Exploring the salty side of cocktails.
Traditionally, cocktails are a balancing act between the sweet and bitter. The savory?
Not so much.
Excluding a few drinks like the Bloody Mary and the Mexican triumvirate—the margarita, the michelada and la paloma—salt has long been dissed at the bar. But as our dashes and pinches have gone über artisinal (to wit, our favorite: Iburi-sourced cherry smoked sea salt), sodium chloride is having its rightful mixology moment.
“At a time when bartenders carry an arsenal of bitters, tinctures and extracts, having a saline solution is just as important,” says Russell Davis of Spike TV’s Bar Rescue.
Remember, notes Davis, salt’s whole raison d’etre is to enhance flavors, be it your dinner or happy-hour drink.
Toby Maloney, a bartender and consultant who helped launch The Violet Hour in Chicago, says a pinch of salt was the inspiration for his cucumber, mint and bitters drink, the Juliet and Romeo.

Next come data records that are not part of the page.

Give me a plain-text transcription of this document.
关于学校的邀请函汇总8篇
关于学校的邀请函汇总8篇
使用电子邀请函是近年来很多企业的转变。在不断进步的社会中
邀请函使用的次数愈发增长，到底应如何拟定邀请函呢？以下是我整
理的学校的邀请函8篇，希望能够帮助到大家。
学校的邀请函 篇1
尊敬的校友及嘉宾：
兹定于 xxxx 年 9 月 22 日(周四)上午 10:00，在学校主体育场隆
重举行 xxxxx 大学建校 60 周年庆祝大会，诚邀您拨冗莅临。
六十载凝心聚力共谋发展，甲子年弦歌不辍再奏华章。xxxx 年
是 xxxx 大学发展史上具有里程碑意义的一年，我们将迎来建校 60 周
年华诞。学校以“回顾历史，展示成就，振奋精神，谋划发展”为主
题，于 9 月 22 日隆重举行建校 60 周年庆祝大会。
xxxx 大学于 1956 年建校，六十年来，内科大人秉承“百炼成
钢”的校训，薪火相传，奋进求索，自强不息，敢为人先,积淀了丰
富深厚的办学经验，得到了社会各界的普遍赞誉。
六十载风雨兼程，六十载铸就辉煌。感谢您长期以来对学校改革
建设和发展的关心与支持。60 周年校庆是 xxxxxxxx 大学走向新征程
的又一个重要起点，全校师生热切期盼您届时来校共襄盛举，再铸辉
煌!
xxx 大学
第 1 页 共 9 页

“We had sliced cucumber on the bar, and one night I was munching one, and instinctively got some Kosher salt to put on it to make it taste better,” he says.
“As soon as I put it in my mouth, I knew how the drink would come together. The salt made the savory notes in the cucumber pop and worked in counterpoint to the bitters.”
Maks Pazuniak, of the Counting Room in New York City, became fascinated by salt in cocktails after tasting a Cynar-based drink in New Orleans.
“The theoretical underpinning of the salt application in this cocktail was the idea of ‘seasoning’ the artichoke essence in the Cynar,” he says. “Salt masks bitterness and enhances sweetness.” Pazuniak now adds several drops of a 3:1 water-to-salt solution to 3 ounces of Campari, dubbing it The Campari “Martini.” The salinity softens the bracing bitterness of the Campari, leaving smooth flavors of orange and herbs.
The recent influx of seasoned and smoked salts has kicked open the door to the savory side at the bar, says Abigail Gullo, of New Orleans’ SoBou. Faced with building an after-dinner drink to pair with a new dessert, Gullo experimented with coffee and chocolate flavored Negroni. It was almost there, but something was missing. Then, she added a dash of espresso-infused sea salt.
“It just opened everything up,” she says. “I knew we had it.”